Discutir literatura lésbica é se jogar, sem medo, em um labirinto complexo de identidades, dúvidas e fronteiras que são assuntos de conversas de bar e teses acadêmicas desde muito tempo. A minha intenção por aqui não é entrar neste tipo de debate. Para simplificar: trarei para este espaço reflexões e questionamentos relativos a esse mundo plural da literatura que envolve mulheres que se relacionam com outras, seja nas páginas de algum livro de ficção ou por trás delas. No entanto, é importante que esteja esclarecido o lugar a partir do qual eu falo: sou uma escritora lésbica, branca e latinoamericana — e isso pode fazer toda a diferença. Afinal, não sou nenhum porta-voz dessa coletividade; falo de um lugar bem único, venho com bagagens e privilégios, sou toda parcial (e tá tudo bem).

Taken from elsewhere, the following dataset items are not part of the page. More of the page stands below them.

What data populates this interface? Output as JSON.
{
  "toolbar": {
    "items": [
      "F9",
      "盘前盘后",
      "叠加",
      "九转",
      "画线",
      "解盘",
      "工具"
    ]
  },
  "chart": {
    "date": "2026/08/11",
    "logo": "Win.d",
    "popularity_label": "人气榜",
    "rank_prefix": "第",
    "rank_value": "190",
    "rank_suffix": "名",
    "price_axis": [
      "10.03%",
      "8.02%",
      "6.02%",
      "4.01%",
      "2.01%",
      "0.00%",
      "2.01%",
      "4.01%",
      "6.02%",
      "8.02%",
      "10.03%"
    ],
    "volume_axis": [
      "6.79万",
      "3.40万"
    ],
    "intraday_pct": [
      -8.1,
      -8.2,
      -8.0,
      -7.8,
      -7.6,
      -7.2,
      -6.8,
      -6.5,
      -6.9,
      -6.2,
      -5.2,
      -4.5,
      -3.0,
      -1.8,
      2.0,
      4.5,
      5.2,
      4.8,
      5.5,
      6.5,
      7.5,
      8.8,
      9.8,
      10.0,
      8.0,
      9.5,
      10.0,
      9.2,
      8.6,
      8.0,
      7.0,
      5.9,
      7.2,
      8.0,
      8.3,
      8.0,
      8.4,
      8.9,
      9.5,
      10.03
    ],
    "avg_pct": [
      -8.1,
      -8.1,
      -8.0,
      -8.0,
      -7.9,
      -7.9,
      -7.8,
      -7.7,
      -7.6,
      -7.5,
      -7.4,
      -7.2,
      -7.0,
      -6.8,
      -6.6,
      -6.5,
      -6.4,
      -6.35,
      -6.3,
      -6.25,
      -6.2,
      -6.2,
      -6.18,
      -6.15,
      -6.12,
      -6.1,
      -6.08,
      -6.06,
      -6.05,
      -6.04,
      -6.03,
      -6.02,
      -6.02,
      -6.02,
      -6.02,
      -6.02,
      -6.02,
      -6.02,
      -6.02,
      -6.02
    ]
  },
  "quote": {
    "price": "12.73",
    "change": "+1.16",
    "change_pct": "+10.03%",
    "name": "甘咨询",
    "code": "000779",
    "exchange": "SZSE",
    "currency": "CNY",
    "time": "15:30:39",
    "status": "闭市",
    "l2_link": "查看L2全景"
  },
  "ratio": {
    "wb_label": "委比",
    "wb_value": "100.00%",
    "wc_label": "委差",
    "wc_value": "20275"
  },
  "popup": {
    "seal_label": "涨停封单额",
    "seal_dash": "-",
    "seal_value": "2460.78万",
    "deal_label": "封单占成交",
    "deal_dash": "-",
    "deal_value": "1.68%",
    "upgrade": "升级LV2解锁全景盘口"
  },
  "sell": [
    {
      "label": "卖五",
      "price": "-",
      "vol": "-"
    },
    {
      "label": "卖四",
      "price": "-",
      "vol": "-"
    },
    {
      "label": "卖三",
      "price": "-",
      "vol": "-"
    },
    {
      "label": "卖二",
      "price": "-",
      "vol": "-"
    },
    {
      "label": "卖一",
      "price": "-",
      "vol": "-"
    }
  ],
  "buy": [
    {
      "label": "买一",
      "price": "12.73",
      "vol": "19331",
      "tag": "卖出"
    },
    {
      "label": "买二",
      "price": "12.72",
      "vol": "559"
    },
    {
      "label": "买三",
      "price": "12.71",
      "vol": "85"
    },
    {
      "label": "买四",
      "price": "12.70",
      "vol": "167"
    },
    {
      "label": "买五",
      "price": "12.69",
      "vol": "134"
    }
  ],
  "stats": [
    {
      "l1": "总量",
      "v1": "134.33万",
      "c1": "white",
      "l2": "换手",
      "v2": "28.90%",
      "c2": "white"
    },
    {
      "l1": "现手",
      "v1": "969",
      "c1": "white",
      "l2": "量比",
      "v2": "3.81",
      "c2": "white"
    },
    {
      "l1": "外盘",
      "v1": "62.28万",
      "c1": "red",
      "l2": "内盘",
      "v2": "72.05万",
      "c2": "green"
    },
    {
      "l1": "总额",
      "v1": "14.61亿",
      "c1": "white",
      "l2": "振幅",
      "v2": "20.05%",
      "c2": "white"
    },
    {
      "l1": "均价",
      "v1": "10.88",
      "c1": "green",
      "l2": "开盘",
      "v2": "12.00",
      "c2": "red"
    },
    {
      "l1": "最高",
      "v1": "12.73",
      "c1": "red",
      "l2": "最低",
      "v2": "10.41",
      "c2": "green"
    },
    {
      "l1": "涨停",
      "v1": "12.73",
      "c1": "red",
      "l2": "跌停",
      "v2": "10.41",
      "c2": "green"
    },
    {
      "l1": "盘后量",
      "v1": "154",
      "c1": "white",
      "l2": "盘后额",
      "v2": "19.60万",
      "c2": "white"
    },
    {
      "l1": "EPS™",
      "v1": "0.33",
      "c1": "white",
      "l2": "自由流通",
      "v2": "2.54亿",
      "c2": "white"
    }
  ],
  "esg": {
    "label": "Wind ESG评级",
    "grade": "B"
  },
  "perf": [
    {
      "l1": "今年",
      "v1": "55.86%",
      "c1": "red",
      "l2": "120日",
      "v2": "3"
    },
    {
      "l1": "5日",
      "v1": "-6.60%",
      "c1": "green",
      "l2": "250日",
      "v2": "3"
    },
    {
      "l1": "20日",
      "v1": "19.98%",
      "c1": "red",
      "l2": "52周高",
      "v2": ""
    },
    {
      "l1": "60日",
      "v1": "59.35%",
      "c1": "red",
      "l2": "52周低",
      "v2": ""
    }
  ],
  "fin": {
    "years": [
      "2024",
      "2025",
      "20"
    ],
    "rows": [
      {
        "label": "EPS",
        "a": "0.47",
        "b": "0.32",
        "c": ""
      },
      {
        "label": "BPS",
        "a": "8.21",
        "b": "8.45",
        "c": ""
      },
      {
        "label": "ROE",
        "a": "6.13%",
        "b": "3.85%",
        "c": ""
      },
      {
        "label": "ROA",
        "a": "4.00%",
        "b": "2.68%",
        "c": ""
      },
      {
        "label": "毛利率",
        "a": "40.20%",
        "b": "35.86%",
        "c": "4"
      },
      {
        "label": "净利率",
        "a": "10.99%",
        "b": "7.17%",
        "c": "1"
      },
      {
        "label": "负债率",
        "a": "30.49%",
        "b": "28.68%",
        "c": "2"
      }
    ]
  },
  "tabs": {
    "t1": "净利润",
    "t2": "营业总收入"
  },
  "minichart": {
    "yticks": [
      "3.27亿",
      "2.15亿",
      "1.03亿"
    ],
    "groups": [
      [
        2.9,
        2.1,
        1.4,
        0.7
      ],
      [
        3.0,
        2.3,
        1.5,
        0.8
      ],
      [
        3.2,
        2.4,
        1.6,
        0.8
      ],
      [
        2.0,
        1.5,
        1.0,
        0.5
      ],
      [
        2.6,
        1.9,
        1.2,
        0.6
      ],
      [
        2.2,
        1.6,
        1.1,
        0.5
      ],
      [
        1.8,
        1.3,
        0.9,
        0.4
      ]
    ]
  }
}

Talvez isso seja óbvio para muita gente, mas é preciso um esforço consciente para não considerar “mulheres lésbicas” como uma categoria universal. Ultimamente, a sigla LGBTQIA+ aparece tão casualmente nos mais variados espaços que as pessoas deixam de prestar atenção na quantidade de letras que compõem essa sigla. É mais difícil ainda raciocinar que, mesmo estando atento às letras individualmente, cada uma delas já é imensa por si só. O “L” é composto por mulheres tão profundamente distintas entre si que nos reduzir à única característica que temos em comum — a nossa sexualidade — é um erro tremendo.

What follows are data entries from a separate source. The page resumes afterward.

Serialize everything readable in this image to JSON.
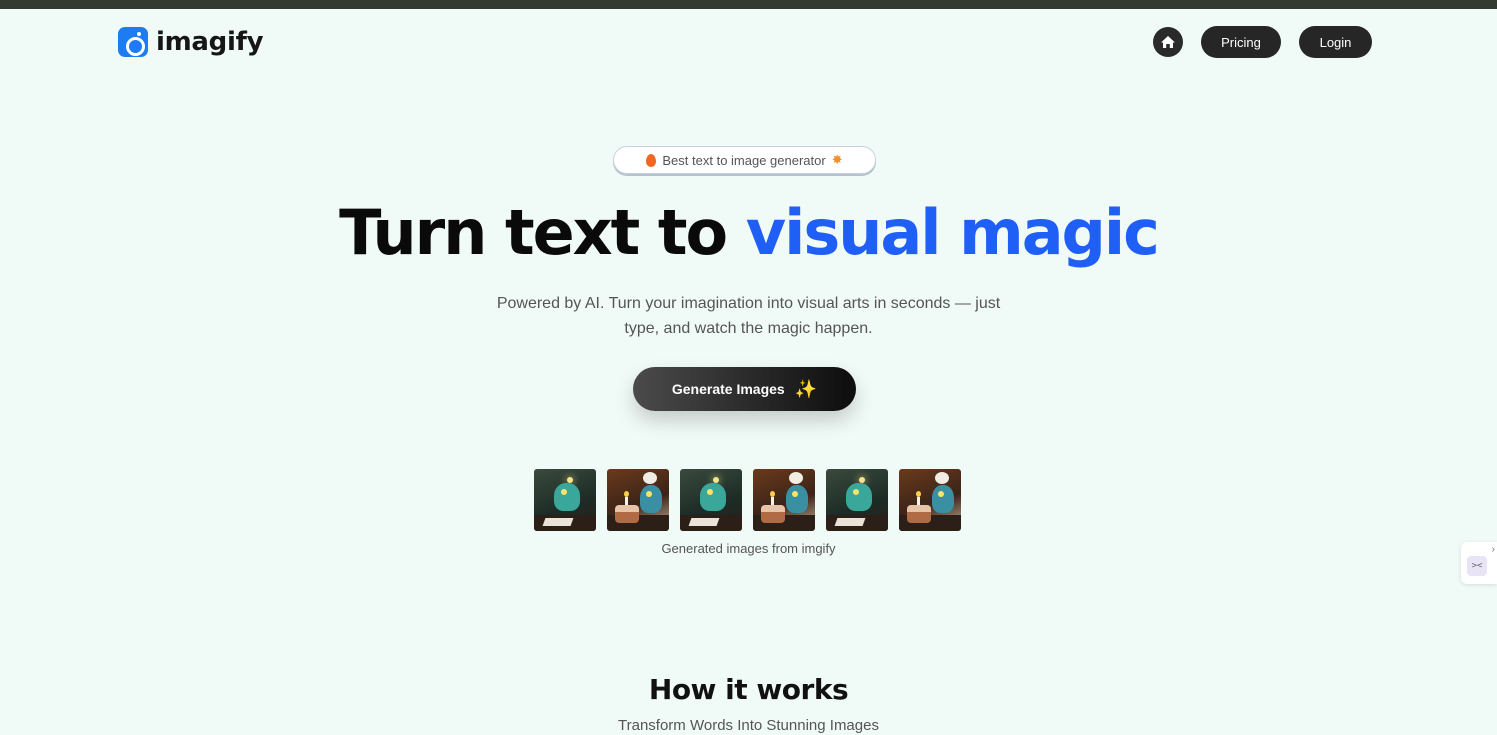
{
  "header": {
    "brand": "imagify",
    "nav": {
      "home_icon": "home-icon",
      "pricing_label": "Pricing",
      "login_label": "Login"
    }
  },
  "hero": {
    "badge_text": "Best text to image generator",
    "headline_plain": "Turn text to ",
    "headline_accent": "visual magic",
    "subtitle_line1": "Powered by AI. Turn your imagination into visual arts in seconds — just",
    "subtitle_line2": "type, and watch the magic happen.",
    "cta_label": "Generate Images",
    "gallery_caption": "Generated images from imgify"
  },
  "how_it_works": {
    "title": "How it works",
    "subtitle": "Transform Words Into Stunning Images"
  },
  "colors": {
    "accent": "#1f5ff5",
    "background": "#f0faf6",
    "logo": "#1e7cf2",
    "button": "#262626"
  }
}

O que nos leva a outro ponto: a maior parte das pessoas enxerga um grande progresso no mundo literário, ao observar que cada vez mais livros com protagonistas da comunidade LGBTQIA+ estão tendo um relativo sucesso. Observando mais de perto, este sucesso representa, exatamente, à quem? Na minha adolescência, um pouco depois de me descobrir não-heterossexual, passei algum tempo muitíssimo empolgada quando descobria livros com protagonistas “como eu”, até o momento em que reparei que todos eles eram homens, gays, brancos e estadunidenses. O que eu tenho em comum com eles, no fim das contas? Em termos identitários, quase nada.
É assustador pensar que consigo contar nos dedos de uma mão as vezes enxerguei a mim mesma nas páginas de algum livro. É bem difícil que uma história que fale da vivência de uma mulher que se relaciona exclusivamente com outras chegue às prateleiras de grandes livrarias. Imagine, então, pensar sobre isso adicionando a questão racial: das poucas histórias do tipo que atingem uma boa visibilidade, quantas você acha que representam mulheres negras, indígenas ou amarelas? Quantas dão voz à protagonistas gordas ou com deficiência? Que tipo de arte é essa que não imita a vida?

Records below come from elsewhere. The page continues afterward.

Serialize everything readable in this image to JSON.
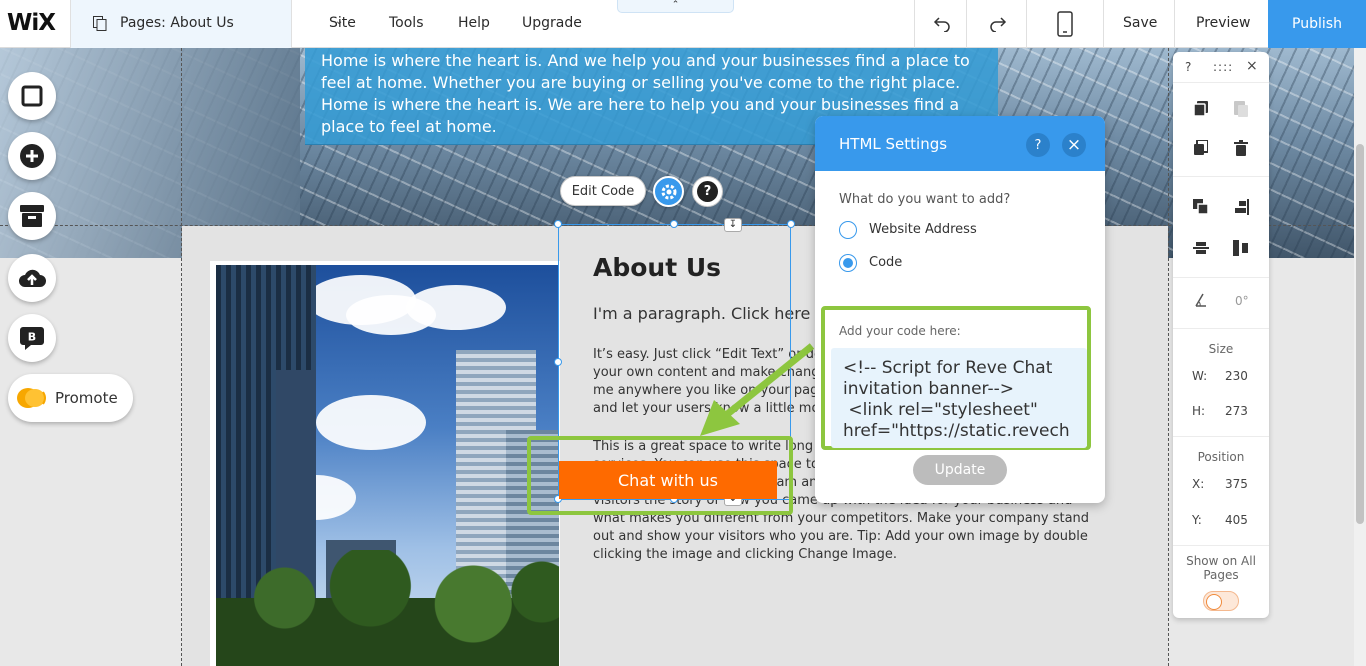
{
  "topbar": {
    "logo": "WiX",
    "pages_label": "Pages: About Us",
    "menu": [
      "Site",
      "Tools",
      "Help",
      "Upgrade"
    ],
    "handle_glyph": "⌃",
    "save": "Save",
    "preview": "Preview",
    "publish": "Publish"
  },
  "hero": {
    "text": "Home is where the heart is. And we help you and your businesses find a place to feel at home. Whether you are buying or selling you've come to the right place. Home is where the heart is. We  are here to help you and your businesses find a place to feel at home."
  },
  "toolbar_float": {
    "edit_code": "Edit Code",
    "help_glyph": "?"
  },
  "content": {
    "title": "About Us",
    "subtitle": "I'm a paragraph. Click here t",
    "p1": "It’s easy. Just click “Edit Text” or do your own content and make chang me anywhere you like on your pag and let your users know a little mo",
    "p2": "This is a great space to write long text about your company and your services. You can use this space to go into a little more detail about your company. Talk about your team and what services you provide. Tell your visitors the story of how you came up with the idea for your business and what makes you different from your competitors. Make your company stand out and show your visitors who you are. Tip: Add your own image by double clicking the image and clicking Change Image.",
    "chat_button": "Chat with us"
  },
  "left_rail": {
    "promote": "Promote",
    "blog_letter": "B"
  },
  "html_settings": {
    "title": "HTML Settings",
    "help": "?",
    "close": "×",
    "question": "What do you want to add?",
    "options": [
      "Website Address",
      "Code"
    ],
    "selected": "Code",
    "code_label": "Add your code here:",
    "code_value": "<!-- Script for Reve Chat\ninvitation banner-->\n <link rel=\"stylesheet\"\nhref=\"https://static.revech",
    "update": "Update"
  },
  "props_panel": {
    "help": "?",
    "close": "×",
    "rotation": "0°",
    "size_label": "Size",
    "w_label": "W:",
    "w_value": "230",
    "h_label": "H:",
    "h_value": "273",
    "position_label": "Position",
    "x_label": "X:",
    "x_value": "375",
    "y_label": "Y:",
    "y_value": "405",
    "show_all_pages": "Show on All Pages"
  },
  "colors": {
    "accent": "#3899ec",
    "chat_button": "#fe6a00",
    "highlight": "#8dc63f"
  }
}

É difícil engolir o discurso de “diversidade” na literatura quando esse é só um termo vazio que esconde, por trás de histórias que não provocam em quase nada o público, vozes de mulheres reais, complexas e que têm coisas muito mais interessantes para contar do que a velha fórmula da jornada de um herói sem graça — nada contra a técnica, tudo contra o ctrl c, ctrl v dos mocinhos como Luke Skywalker, Harry Potter e quem-será-o-próximo-menino-branco-órfão a estrelar um best seller?
Se essas histórias excepcionais escritas ou contadas a partir do ponto de vista de mulheres lésbicas diversas não chegam ao grande público, para ter acesso a uma literatura minimamente representativa é preciso se esforçar. Ir atrás por conta própria. E aí um universo muuuuuito mais interessante do que as narrativas monótonas que nos acostumamos a consumir se abre bem na nossa frente. Por isso, faço uma promessa: toda vez que nos encontrarmos por aqui, vou trazer uma sugestão de um livro que eu sugiro fortemente que você leia.
Então, já que estamos falando sobre coletividades serem compostas por uma pluralidade infinita de indivíduos, a indicação do mês é o livro “Garota, Mulher e Outras”, da Bernardine Evaristo, que ganhou o Booker Prize de 2019 (o prêmio mais importante da literatura inglesa) e trata de forma brilhante a complexidade das identidades através do ponto de vista de 12 mulheres imigrantes ou filhas de imigrantes que vivem na Inglaterra pós-Brexit.
Em meio à essa viagem entre os versos-prosa brilhantes da autora (já aviso, isso vai parecer clichê), me senti meio que num processo de expansão da mente. Na literatura, há essa regra de que o escritor deve mostrar os fatos, não explicá-los: o meio termo perfeito entre o implícito e o explícito para que a mensagem seja transmitida da melhor forma. Bernardine demonstra as complexidades e interseções do que é ser mulher com sutileza e, por isso mesmo, deixa entalada na nossa garganta essa percepção sobre nós mesmas e sobre o mundo para digerirmos nas semanas após a leitura.
Vai lá. Não se esqueça de mastigar bem devagar.